Ich bin so wahnsinnig leer. Ich ärgere mich, dass ich Layla mit zu mir gebracht habe und wir nicht einfach zu ihr gegangen sind. Jetzt kann ich sie ja nicht rauswerfen. Anders, als einige Leute annehmen, bin ich nämlich gar kein Arschloch. Oder jedenfalls nicht so eins. Aber ich will wirklich, dass sie geht. Ich will allein sein. Und heulen.
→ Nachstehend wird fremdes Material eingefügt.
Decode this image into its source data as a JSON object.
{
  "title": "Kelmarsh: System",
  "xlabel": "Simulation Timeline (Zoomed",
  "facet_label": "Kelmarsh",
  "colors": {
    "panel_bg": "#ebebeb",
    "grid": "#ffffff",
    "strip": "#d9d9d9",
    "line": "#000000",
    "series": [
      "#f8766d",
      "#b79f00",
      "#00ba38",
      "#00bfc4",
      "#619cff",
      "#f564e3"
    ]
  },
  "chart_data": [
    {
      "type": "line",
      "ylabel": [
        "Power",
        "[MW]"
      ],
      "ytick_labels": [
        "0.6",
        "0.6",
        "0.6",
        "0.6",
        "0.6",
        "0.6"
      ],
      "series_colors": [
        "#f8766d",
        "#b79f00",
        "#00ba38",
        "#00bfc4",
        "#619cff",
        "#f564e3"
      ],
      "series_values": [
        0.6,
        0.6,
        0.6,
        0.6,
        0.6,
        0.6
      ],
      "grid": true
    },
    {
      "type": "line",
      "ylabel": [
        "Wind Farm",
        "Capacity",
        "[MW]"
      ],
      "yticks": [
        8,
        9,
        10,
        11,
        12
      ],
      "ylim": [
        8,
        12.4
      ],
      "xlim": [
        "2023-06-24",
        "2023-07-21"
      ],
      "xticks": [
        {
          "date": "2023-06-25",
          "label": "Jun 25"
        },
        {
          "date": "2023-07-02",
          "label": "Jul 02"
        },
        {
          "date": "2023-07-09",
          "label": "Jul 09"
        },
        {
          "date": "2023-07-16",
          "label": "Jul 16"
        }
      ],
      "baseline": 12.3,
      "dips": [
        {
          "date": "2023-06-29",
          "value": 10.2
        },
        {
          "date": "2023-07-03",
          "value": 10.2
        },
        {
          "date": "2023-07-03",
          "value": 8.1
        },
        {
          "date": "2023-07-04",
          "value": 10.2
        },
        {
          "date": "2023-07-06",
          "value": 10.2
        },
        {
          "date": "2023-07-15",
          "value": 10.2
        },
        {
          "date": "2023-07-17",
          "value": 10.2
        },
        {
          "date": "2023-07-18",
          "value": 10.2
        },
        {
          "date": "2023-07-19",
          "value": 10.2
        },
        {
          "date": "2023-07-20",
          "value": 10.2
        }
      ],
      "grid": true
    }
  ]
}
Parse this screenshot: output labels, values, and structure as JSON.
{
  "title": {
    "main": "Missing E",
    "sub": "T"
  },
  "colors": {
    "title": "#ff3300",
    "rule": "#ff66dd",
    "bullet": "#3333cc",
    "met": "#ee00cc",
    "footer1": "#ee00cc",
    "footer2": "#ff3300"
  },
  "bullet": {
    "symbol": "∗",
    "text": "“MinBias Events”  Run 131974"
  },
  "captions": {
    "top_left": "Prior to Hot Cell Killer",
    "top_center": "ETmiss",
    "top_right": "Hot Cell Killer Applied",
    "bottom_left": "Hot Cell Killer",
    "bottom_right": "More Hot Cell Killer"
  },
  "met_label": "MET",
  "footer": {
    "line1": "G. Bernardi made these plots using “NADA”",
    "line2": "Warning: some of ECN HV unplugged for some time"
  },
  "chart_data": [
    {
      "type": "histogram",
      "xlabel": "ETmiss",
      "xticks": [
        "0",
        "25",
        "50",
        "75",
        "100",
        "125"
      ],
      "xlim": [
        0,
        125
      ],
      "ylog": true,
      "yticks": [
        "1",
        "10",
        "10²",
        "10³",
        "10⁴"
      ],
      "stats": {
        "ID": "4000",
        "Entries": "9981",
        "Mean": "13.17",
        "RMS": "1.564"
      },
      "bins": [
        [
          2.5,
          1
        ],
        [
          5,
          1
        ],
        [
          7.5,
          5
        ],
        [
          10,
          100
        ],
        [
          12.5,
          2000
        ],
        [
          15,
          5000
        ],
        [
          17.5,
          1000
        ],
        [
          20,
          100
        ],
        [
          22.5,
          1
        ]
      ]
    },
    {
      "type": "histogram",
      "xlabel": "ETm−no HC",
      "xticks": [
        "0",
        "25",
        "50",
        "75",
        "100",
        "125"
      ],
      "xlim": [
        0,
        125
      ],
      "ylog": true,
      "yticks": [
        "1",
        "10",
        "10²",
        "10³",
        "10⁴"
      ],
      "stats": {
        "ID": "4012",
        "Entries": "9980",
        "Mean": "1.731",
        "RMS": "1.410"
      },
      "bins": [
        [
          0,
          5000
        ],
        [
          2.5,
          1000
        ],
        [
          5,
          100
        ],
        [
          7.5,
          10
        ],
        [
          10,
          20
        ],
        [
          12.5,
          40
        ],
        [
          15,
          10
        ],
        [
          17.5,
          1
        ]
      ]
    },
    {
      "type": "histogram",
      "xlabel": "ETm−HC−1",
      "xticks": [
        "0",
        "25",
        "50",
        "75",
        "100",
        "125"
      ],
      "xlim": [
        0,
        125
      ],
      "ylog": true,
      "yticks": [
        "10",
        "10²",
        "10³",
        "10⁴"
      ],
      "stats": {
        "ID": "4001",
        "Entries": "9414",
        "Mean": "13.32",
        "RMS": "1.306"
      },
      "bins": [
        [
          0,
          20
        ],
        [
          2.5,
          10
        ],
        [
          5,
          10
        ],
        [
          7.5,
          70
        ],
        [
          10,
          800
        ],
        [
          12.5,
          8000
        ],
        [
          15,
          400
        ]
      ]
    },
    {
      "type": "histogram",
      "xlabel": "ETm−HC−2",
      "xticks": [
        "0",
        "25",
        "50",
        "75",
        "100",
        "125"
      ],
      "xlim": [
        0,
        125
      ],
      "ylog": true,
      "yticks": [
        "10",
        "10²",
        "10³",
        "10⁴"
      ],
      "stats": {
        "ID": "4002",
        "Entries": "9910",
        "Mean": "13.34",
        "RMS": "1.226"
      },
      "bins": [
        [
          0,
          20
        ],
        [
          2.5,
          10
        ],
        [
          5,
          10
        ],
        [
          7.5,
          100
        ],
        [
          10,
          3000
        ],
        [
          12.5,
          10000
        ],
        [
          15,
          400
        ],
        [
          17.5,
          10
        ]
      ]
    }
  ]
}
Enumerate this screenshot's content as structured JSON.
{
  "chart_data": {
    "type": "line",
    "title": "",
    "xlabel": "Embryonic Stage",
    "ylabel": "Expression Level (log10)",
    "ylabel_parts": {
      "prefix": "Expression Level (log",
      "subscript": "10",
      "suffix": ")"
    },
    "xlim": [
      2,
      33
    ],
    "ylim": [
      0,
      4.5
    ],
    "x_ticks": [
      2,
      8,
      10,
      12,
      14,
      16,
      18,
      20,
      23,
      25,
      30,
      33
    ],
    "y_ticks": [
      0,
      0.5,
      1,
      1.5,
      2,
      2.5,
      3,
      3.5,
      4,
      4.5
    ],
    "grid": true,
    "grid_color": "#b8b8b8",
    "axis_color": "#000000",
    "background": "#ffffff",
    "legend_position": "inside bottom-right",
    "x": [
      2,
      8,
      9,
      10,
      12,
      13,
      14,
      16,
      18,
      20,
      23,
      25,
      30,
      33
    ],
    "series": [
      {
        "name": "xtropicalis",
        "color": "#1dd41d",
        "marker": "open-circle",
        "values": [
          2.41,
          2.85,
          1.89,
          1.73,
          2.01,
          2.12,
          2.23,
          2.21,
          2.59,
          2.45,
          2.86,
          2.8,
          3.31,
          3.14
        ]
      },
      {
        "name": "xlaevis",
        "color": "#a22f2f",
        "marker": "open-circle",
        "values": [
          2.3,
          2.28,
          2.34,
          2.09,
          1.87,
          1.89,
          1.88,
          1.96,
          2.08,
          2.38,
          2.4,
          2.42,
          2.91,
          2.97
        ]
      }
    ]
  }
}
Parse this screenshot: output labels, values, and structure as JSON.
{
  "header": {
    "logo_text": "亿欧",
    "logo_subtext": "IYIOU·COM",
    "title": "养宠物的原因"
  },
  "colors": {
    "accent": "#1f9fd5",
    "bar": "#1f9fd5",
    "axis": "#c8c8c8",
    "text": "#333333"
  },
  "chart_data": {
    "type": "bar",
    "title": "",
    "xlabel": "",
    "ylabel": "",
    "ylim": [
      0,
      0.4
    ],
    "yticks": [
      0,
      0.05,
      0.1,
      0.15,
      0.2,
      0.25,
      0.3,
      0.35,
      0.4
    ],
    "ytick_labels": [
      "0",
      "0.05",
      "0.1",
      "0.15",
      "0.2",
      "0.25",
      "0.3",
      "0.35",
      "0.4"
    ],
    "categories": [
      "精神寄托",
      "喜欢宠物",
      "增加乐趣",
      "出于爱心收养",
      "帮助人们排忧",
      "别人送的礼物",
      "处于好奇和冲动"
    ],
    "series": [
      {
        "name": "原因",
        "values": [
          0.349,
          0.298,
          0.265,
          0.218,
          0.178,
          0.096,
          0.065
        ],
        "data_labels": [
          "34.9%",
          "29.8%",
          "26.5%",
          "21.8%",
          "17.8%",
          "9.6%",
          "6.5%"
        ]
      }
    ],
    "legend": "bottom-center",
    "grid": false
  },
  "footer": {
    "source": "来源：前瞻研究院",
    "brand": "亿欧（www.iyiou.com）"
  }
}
Als ich aus der Badezimmertür trete, schrecke ich zurück, als ich die dicken, rotblonden Haare und die grünen Augen erkenne. Julie steht im Flur. Sie trägt ein etwas vergrautes, langes T-Shirt, auf dem »Surf Kauai« steht. Ihr Gesichtsausdruck ist mindestens genauso erschrocken wie meiner. Sie zieht scharf die Luft ein und weicht einen kleinen Schritt zurück.

»Oh. Ich dachte, hier wäre niemand«, erklärt sie. Sie versucht, ihr T-Shirt in die Länge zu ziehen. Wie so oft fällt mir auf, dass sie hübsche Beine hat, auch wenn ich mich wirklich bemühe, sie nicht auffällig abzuchecken.